The IDG and NIH recently opened an initial call to fund up to seven research projects focusing on understudied genes (encoding for kinases or ion channels or G-protein–coupled receptors [GPCRs]) [3]. Those projects will receive up to US$100,000 (a level that is smaller than an R01) for a duration of at most one year (a period that is much shorter than an R01). One must therefore ask whether this level of commitment will be enough to essentially start from scratch and to generate the necessary tools and reagents in addition to countering the social and scientific pressures toward research conformity. Developed nations spend in the range of 2%–3% of gross domestic product (GDP) on research and development in order to advance human knowledge and produce new technologies [4]. Our study demonstrates the need for economists and policy-makers to revisit the matter of what is the appropriate balance between the exploration of the unknown and the exploitation of the known.
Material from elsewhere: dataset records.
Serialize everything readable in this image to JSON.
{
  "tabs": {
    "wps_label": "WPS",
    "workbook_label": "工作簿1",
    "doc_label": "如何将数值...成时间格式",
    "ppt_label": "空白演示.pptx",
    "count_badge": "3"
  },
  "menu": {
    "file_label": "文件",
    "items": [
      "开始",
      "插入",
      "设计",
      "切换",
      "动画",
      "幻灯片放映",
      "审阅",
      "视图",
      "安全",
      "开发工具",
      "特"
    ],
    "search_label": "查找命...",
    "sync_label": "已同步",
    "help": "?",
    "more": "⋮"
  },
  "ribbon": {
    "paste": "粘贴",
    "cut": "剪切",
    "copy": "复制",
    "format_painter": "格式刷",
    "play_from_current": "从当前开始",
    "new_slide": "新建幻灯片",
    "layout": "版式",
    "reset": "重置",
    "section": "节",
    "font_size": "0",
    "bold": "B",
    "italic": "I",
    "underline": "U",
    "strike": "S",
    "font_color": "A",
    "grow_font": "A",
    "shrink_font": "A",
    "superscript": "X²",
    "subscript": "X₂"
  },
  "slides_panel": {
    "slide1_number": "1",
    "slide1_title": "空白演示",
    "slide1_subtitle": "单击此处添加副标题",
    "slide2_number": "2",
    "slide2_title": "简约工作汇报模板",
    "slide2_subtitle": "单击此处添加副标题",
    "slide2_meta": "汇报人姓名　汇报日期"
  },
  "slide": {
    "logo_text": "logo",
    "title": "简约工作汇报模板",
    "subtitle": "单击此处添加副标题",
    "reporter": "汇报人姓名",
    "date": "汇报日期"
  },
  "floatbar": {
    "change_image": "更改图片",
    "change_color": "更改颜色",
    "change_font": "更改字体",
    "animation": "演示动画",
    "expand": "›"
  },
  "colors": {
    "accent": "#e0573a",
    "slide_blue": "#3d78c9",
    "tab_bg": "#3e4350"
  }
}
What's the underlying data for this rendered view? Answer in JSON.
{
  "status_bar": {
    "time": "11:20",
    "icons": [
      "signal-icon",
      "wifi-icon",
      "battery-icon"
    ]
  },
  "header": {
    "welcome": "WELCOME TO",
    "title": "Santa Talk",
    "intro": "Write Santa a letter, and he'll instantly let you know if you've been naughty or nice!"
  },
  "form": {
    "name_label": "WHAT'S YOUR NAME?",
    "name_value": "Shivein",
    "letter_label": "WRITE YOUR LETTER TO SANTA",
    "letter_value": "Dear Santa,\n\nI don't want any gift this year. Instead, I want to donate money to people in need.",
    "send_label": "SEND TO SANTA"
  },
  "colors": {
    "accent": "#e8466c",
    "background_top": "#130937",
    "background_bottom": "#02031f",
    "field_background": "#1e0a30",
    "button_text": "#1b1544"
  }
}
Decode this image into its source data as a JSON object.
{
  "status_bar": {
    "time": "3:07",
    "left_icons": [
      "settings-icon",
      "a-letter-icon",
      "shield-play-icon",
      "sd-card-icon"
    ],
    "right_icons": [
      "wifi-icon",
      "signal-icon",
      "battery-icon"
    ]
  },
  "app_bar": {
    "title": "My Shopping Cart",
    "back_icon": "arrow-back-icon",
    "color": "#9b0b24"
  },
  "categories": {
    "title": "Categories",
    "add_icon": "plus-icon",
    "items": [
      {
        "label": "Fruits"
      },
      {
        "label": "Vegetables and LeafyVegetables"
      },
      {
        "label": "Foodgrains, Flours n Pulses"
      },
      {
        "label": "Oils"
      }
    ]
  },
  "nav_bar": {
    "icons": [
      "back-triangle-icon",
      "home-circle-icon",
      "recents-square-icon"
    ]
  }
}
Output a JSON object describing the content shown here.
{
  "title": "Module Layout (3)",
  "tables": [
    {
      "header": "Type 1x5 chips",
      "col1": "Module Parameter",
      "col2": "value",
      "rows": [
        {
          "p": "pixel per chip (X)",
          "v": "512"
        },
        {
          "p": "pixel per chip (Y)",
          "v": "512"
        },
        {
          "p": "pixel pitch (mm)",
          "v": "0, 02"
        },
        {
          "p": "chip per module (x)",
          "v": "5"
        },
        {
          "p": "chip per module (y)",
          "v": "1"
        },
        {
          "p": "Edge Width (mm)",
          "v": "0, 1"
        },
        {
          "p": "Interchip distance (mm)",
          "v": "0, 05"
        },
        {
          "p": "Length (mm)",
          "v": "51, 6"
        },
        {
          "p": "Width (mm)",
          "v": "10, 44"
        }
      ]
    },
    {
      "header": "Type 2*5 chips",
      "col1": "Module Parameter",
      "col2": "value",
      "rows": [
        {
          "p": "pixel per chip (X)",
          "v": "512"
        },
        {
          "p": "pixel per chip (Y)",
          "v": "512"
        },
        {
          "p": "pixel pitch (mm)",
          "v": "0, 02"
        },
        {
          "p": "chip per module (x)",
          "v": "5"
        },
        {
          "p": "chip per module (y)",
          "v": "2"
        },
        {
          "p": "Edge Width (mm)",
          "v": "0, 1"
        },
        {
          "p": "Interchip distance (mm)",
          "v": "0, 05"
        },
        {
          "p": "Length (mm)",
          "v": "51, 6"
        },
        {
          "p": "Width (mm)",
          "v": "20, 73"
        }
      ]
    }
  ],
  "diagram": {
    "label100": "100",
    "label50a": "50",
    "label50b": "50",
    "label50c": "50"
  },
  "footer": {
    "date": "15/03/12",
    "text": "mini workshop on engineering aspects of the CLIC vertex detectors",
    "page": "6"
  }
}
The Human Genome Project allowed us to quantify our collective ignorance in one area of biology. This degree of insight is likely unique to biology, as for most scientific fields, we do not know the magnitude of our ignorance [5]. In contrast, the ossification of research directions may be a problem in most scientific fields [6] and one that those fields remain incapable of quantifying.

References

  1. 1. Stoeger T, Gerlach M, Morimoto RI, Nunes Amaral LA. Large-scale investigation of the reasons why potentially important genes are ignored. PLoS Biol. 2018;16(9):e2006643. pmid:30226837; PubMed Central PMCID: PMC6143198.
  2. 2. Alberts B, Kirschner MW, Tilghman S, Varmus H. Rescuing US biomedical research from its systemic flaws. Proc Natl Acad Sci U S A. 2014;111(16):5773–7. Epub 2014/04/16. pmid:24733905; PubMed Central PMCID: PMC4000813.
  3. 3. RFA-RM-18-021 https://grants.nih.gov/grants/guide/rfa-files/rfa-rm-18-021.htm.
  4. 4. Jaffe AB. Trends and patterns in research and development expenditures in the United States. Proc Natl Acad Sci U S A. 1996;93(23):12658–63. Epub 1996/11/12. pmid:8917476; PubMed Central PMCID: PMC34119.
  5. 5. Amaral LA. A truer measure of our ignorance. Proc Natl Acad Sci U S A. 2008;105(19):6795–6. Epub 2008/05/14. pmid:18474865; PubMed Central PMCID: PMC2383987.
  6. 6. Chu JSG, Evans JA. Too Many Papers? Slowed Canonical Progress in Large Fields of Science. SocArxiv. 2018.